Глядя на профессора Одинца-Левкина, майор Каганов старался не думать о его дочери, но не мог, не мог. Опасная нежность заливала его сердце сладким туманом. Л
Рассуждения сержанта Дронова не сильно умны, но в одном сержант прав: вся эта старая профессура – сплошные сорняки. Мощно и густо проросли они все социальные слои, обвили корнями общество. Их выкашивают, их выдергивают, их выжигают, они отрастают вновь. Человек, написавший стишки про Альвину, тоже был профессором. И тоже, как Одинец-Левкин, считал свой арест ужасной ошибкой. Предположение совершенно не материалистическое. Когда ему предъявили обвинение в принадлежности к «трудовой крестьянской партии», он только рассмеялся: «Да нет такой партии. Совсем нет. Я просто ее придумал».
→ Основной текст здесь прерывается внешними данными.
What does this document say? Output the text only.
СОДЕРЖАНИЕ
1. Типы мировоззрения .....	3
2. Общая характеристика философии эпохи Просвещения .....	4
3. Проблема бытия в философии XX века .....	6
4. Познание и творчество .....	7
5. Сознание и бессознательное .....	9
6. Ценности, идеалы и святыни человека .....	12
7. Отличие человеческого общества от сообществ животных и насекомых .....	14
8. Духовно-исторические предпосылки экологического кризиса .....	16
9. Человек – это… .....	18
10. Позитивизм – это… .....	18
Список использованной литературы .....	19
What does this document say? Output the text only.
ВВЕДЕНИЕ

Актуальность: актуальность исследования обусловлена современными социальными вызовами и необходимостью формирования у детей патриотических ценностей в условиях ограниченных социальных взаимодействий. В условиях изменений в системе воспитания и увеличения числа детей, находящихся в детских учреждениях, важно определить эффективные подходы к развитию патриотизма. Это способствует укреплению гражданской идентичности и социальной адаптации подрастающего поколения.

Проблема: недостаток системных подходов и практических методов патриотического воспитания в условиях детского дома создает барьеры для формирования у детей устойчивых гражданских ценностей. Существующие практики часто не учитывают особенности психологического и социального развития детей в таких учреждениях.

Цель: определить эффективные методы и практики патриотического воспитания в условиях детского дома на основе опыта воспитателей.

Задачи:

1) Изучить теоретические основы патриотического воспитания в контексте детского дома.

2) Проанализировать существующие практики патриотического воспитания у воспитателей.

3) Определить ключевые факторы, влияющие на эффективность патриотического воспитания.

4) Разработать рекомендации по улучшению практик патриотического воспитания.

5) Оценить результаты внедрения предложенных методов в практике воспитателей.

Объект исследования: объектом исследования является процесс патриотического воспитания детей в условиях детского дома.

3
«Раз придумали, значит есть такая партия».
«Да нет же! Я придумал ее для удобства, чтобы легче было размышлять. Я написал книжку о будущем. Там же прямо указано – это фантастическая книжка. В ней я попробовал представить, как сложилась бы жизнь, приди к власти в стране крестьяне, а не твердый пролетариат».
«Значит, вы эсер?»
«Помилуйте! Я ученый».
«У вас, наверное, широкий круг учеников и коллег?»
«Разумеется. У меня много учеников и последователей».
«Многие, наверное, могут подтвердить вашу порядочность?»
«Разумеется, – совсем успокоился арестованный. – Обратитесь к любому!»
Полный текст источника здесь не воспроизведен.